沖縄初のプロ球団・琉球ブルーオーシャンズ トライアウトで見えてきたこと

 


 沖縄初のプロ野球球団として2019年に発足した琉球ブルーオーシャンズ。沖縄の地をリスペクトし、県民と共に歩み、共に繁栄することをスローガンに、意気揚々とNPB入りを目指して発進した矢先、新型コロナウイルスの感染拡大によって出鼻をくじかれ目標達成には困難な船出となってしまった。

 実働2年目の今年、チームはどのような方向に進んでいるのか、6月26日、野手のトライアウトが行われると聞いてホーム球場の一つANA BALL PARK浦添に取材に出向いた。

コロナで野球が出来ない選手にチャンスを


 トライアウトとは、本来は適性検査・試験興行を意味し、一般にスポーツ競技の団体に加入を希望する選手が、団体関係者の前で自己の能力をアピールし、契約を目指す場のこと。野球のシーズンまっただ中に開催することは至極珍しい。なぜ今なのか?今年からGM(チーム運営全般の責任者)にも就任された清水直行監督に聴いてみると、「怪我やコロナなどいろんな事情で野球が出来なくなった選手たちにチャンスを作れたらいい」という監督の強い思いだという。

清水監督が選手に声を掛ける


 今回チャレンジしたのは遠く北海道から参加した選手を含め、ほぼ沖縄出身の19歳から23歳の7人。雨上がりとあって屋内での開催となり、見極めるには厳しい環境になったが、20メートルタイム走、内外野のノック、内野連携、外野遠投などが行われた。

 昨年11月のトライアウトも受け、2度目の挑戦となる選手や、浦添中学から愛媛県の松山聖陵高校へ野球留学、その後、大野倫(巨人)、新垣渚(ダイエー)、大瀬良大地(広島)などを排出した名門九州共立大学へ進学しながらも、野球部のみならず大学までも辞めてしまった選手もいた。
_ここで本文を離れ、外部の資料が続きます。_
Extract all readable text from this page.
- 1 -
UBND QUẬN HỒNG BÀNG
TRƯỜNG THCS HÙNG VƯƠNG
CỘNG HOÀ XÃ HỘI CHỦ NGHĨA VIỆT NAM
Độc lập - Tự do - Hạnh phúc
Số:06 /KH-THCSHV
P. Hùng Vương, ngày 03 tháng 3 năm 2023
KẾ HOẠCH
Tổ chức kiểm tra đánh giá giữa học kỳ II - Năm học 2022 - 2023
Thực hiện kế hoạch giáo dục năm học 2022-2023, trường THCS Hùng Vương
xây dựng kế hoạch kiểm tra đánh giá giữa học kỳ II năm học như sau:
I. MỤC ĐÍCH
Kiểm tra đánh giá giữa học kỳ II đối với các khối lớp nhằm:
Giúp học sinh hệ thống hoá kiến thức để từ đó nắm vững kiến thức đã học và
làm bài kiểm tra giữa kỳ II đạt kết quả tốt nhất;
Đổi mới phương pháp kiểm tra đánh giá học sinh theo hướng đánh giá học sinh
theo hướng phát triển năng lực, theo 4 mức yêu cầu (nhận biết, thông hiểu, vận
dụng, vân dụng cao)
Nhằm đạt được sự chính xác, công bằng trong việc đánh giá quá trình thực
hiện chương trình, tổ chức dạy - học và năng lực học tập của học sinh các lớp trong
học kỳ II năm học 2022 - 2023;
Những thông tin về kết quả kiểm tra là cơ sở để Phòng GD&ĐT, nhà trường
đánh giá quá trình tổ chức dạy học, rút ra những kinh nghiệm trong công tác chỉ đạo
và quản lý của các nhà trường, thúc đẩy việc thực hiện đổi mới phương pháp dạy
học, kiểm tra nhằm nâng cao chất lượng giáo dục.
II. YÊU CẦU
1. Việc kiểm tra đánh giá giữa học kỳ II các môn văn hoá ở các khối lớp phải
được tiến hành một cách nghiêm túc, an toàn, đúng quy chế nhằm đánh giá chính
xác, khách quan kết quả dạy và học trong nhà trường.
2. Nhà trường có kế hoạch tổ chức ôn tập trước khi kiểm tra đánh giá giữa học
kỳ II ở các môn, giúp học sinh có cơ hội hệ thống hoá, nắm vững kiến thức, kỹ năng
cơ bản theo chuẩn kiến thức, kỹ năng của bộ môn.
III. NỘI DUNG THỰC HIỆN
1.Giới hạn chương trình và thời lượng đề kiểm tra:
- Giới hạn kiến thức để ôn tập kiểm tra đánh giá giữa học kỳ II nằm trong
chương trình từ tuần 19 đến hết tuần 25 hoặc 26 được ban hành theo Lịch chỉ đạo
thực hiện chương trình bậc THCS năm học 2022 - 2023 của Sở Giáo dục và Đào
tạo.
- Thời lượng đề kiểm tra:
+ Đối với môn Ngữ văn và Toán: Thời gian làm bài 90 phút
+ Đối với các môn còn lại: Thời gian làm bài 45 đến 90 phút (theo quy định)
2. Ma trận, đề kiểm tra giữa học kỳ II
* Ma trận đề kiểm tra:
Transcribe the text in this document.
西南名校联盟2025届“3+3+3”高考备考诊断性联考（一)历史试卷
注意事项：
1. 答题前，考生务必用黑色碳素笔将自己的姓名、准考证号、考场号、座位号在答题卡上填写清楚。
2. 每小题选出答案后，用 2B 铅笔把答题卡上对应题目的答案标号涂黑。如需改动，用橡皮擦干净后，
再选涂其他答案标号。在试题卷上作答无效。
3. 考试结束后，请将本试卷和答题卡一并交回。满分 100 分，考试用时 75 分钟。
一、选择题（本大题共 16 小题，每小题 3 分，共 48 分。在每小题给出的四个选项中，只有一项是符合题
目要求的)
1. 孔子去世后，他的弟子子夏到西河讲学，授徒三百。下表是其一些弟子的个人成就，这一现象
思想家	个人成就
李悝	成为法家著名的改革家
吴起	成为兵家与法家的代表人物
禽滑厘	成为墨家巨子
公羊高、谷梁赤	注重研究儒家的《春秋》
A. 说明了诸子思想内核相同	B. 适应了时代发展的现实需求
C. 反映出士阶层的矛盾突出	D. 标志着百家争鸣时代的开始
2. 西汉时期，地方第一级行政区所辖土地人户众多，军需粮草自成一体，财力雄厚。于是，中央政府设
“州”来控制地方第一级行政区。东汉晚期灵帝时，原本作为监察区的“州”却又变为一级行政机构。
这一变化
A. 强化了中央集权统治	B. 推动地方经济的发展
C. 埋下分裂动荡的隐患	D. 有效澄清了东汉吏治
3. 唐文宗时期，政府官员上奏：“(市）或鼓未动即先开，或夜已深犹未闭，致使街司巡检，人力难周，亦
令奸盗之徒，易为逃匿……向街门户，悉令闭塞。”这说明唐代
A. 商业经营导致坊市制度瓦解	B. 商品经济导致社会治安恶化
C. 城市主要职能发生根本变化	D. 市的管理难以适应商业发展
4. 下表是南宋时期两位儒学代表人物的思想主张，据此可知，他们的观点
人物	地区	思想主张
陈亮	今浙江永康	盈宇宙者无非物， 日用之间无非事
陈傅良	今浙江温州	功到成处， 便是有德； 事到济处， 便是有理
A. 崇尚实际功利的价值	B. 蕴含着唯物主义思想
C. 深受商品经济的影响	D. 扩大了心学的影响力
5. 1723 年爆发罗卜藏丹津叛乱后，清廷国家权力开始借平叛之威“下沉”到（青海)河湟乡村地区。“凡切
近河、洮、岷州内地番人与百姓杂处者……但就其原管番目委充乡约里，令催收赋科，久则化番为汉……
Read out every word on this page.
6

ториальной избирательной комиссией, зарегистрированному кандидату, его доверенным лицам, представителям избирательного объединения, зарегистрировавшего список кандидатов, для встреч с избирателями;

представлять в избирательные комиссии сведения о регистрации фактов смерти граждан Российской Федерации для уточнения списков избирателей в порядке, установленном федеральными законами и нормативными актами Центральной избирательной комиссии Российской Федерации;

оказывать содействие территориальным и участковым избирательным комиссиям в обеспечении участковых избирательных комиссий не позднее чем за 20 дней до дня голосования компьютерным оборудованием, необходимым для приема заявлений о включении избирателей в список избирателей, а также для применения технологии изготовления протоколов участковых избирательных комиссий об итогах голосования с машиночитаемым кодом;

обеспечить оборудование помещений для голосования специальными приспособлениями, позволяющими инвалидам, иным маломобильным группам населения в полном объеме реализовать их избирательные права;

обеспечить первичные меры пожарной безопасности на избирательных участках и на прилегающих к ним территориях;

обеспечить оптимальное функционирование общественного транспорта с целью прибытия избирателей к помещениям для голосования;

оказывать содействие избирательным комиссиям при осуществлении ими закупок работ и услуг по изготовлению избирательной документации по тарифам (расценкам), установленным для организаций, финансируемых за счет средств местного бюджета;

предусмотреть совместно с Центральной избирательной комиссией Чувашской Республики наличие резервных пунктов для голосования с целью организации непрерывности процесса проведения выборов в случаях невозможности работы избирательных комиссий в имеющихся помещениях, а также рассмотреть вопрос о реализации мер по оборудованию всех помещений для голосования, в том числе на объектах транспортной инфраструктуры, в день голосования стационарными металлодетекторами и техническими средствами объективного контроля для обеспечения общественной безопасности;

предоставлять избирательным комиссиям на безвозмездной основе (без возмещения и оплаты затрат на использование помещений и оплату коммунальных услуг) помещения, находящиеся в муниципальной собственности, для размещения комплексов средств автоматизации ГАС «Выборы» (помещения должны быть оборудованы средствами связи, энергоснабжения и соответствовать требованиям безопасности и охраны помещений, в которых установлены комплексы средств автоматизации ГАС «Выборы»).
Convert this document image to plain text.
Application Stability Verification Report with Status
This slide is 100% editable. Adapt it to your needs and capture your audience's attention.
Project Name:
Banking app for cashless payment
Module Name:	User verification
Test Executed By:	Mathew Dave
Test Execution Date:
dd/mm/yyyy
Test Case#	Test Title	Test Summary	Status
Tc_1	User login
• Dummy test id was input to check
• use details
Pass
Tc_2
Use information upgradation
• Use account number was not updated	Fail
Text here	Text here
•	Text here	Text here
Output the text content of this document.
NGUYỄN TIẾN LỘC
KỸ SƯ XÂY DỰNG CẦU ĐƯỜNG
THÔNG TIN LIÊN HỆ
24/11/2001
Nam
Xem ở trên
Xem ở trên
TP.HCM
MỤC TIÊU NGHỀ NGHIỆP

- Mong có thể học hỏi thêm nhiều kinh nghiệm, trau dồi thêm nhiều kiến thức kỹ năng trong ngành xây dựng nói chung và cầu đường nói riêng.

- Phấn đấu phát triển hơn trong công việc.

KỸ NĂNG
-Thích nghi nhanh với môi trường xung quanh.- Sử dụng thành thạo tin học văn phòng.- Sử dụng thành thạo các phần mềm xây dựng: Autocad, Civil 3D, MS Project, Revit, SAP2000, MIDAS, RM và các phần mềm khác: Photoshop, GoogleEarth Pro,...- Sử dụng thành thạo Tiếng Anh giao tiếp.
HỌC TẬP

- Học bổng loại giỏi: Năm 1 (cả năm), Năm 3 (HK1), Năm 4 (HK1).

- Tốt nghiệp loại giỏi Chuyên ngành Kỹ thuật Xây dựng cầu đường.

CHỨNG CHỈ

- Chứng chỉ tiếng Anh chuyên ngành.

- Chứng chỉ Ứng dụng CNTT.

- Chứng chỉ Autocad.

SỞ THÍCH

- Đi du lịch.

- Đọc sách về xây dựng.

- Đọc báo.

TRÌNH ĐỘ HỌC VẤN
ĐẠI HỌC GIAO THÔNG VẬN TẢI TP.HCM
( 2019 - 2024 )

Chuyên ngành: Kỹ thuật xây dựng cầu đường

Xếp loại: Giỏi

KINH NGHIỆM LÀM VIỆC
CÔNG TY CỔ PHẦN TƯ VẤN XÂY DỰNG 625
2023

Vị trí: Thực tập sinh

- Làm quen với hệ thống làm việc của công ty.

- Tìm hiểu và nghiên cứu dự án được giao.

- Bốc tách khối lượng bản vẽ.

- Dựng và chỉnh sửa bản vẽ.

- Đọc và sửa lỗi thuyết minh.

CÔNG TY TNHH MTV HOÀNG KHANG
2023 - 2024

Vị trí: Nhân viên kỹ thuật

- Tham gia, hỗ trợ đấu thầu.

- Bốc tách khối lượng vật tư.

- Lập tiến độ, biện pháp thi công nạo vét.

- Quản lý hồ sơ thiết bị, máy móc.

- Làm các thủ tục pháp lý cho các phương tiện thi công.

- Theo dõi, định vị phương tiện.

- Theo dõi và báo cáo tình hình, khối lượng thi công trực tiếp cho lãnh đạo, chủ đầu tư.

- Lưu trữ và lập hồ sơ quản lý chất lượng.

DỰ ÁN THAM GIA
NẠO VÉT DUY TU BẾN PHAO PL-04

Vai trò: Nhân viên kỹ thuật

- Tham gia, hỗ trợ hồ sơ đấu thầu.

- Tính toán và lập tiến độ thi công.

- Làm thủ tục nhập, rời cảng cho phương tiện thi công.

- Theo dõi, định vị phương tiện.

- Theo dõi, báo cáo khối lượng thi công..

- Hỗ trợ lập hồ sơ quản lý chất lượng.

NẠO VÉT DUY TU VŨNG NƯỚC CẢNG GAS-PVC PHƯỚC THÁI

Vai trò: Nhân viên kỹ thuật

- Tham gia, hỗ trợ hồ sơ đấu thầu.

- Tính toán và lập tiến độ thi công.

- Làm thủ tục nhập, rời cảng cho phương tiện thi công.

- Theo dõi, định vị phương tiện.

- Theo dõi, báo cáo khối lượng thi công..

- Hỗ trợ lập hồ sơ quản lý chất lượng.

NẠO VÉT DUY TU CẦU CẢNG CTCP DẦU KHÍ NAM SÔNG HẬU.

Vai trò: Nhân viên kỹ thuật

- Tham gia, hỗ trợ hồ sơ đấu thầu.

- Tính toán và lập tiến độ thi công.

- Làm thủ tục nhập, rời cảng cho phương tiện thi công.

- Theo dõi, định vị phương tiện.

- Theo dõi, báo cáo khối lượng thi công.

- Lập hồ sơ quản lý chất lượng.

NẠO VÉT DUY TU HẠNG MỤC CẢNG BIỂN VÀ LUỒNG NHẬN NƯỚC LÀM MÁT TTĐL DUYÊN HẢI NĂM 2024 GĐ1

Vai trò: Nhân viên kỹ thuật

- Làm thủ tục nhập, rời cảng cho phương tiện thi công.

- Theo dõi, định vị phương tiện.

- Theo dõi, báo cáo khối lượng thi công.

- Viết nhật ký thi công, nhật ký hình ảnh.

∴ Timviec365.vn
 中退した彼は「大学は200人以上の選手がいて、コロナの影響もあって僕のような実力では自主トレしとけっていわれるだけなんです。しっかりトレーニング出来る環境が欲しかった。実家(浦添)に戻って沖縄のチームのトライアウトがあると聞き、よしやってやると思って」。この日のためにしっかりと準備して臨んだ。

20メートルタイム走


 トライアウト終了後、清水監督は選手たちを集め声を掛けた。「今回は現時点での評価。これで終わりではないから。君たちの助けになれればと思っている。柔軟に対応していきたい」。結果は1週間後である。